On a night in October I sat in a tiny theatre in Temple Bar and watched and listened as ten ordinary men sang a cycle of songs about their lives and Ireland.

When it finished, too soon, the woman beside me said, “You’d have to have a heart of stone not to have liked that,” and she was right.

They were love songs, mostly: about lovers, and love of family, and of country. Untrained and unabashed, this curious choir sang them with an honesty and starkness that would have been confrontational, were they not so gentle.

There were two cellists, and a man playing guitar and keyboards, Seán Miller.

The performance made for an intriguing and elegiac concert; but it was the stories that were sung that made this into the year’s outstanding piece of theatre.

Each of the men was gay, and most of them were over 40, some in their 60s and (I think) 70s. Their songs were about being gay in Ireland, and about being gay from Ireland.

Seán Miller, a singer-songwriter, had spent a year recording interviews with older gay men. He wrote a song cycle inspired by the interviews, and gave that to the young theatre duo, Feidlim Cannon and Gary Keegan, who call themselves Brokentalkers. The lads recruited a (mostly) amateur choir and, using elements of Miller’s original recordings, and elements of their choir’s own stories, crafted an ensemble performance.

The songs ranged from rural Ireland to San Francisco, and the stories from repression to liberation. One told of the man’s pride at joining the first gay group to march in New York’s St Patrick’s Day parade; another told of a hilarious sexual awakening amongst a Bacchanalian order of monks in Rome.

But the one that echoes still was a song about a young man coming out to his mother, in an Ireland that was then, still, intolerant of difference and in thrall to the church. “I love you more than God,” was her answer to his fears.

Silver Stars, this show was called and, on January 8, it opens at the prestigious off-Broadway venue, the Public, for a week-long run as part of the annual Under the Radar Festival (see www.undertheradarfestival.com), a showcase of international, innovative theatre.

If the parts of Silver Stars seem simple to the point of being untheatrical, then the show was more than their sum. It was a story of Ireland: of the emergence of a new, more confident country from the wreckage of a socially repressive past. It was a story of survivors and solidarity, and it was inspiring.

Silver Stars was also part of a bigger movement in Irish theatre this year, a movement that somehow seems to have acquired the epithet “post-dramatic”.

That may sound more likely to induce stress disorder than theatrical insight, but underneath the jargon lies some sense, at least.

To the post-dramatic way of thinking, “drama” is pretty predictable: an audience files respectfully into a theatre, to watch actors perform a script on stage. There are characters and a plot, and everybody – including the public – knows their roles.

But what happens when you take non-actors and put them on a stage, or take the actors off the stage (or out of the theatre altogether), or tell them not to act? Whatever happens, it’s probably post-dramatic.

A clutch of young theatre makers this year experimented with these ideas, and more.

Some of then were extremely silly, some of them were quietly provocative, some were triumphant. What united them all was not the jargon, but a core idea: theatre makers need to find new ways to connect with audiences.

In the proscenium theatres, drama is dying.

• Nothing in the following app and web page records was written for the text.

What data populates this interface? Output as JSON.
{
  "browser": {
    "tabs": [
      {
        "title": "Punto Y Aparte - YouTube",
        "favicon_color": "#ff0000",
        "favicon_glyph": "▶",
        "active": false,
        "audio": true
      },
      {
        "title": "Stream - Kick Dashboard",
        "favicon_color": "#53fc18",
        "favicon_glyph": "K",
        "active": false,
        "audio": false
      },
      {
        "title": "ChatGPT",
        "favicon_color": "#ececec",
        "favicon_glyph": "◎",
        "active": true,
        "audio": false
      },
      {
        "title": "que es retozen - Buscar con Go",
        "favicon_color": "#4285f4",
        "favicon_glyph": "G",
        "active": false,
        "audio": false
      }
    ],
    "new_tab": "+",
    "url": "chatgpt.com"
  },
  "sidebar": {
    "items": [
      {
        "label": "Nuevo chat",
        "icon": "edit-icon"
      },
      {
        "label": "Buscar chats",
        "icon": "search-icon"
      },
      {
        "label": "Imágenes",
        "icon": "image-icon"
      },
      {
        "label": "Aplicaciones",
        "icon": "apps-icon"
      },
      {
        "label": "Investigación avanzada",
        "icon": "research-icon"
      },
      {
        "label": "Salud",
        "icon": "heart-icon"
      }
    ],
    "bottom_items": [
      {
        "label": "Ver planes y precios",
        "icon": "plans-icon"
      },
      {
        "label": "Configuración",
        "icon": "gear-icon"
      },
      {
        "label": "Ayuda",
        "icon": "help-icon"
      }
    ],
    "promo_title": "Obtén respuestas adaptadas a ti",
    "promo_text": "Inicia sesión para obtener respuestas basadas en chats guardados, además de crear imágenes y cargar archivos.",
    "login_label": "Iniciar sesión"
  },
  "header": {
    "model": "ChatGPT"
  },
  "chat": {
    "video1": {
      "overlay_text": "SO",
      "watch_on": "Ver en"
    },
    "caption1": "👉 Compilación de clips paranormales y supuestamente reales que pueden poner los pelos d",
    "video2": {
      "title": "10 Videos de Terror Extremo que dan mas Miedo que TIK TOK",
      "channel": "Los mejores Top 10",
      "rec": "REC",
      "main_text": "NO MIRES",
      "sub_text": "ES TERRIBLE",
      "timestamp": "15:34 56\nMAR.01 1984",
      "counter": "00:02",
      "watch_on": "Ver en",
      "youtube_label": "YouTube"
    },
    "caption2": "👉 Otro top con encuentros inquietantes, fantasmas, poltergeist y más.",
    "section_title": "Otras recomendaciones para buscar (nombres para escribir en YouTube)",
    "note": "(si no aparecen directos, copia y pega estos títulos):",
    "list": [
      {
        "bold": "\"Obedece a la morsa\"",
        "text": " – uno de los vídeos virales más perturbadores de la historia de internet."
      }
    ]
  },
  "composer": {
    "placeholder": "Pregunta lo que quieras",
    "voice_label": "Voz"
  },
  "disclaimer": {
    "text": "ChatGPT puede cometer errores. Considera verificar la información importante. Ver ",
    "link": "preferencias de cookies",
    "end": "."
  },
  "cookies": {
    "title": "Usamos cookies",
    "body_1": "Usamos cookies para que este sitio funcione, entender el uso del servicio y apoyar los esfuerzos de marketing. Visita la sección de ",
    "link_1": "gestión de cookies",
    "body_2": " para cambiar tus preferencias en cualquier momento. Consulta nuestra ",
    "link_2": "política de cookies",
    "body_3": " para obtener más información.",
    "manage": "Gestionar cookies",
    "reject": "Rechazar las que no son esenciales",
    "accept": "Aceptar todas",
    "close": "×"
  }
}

Like newspapers, theatre faces a fundamental challenge from new media: like newspapers, there’s no shortage of appetite for its raw product (stories), but there is growing impatience with how it’s delivered.

Theatre needs to be cheaper, shorter, more responsive to what’s happening around it, and more ready to engage with its audience and their stories.

Brokentalkers and Seán Miller know this, and they know, too, that adopting new ideas doesn’t have to mean abandoning old values. After all, there’s nothing post-dramatic about a good story.

The next decade will see more theatre like Silver Stars, and hopefully some of it will be as good, and better.

Written for my weekly theatre column in the Irish Independent.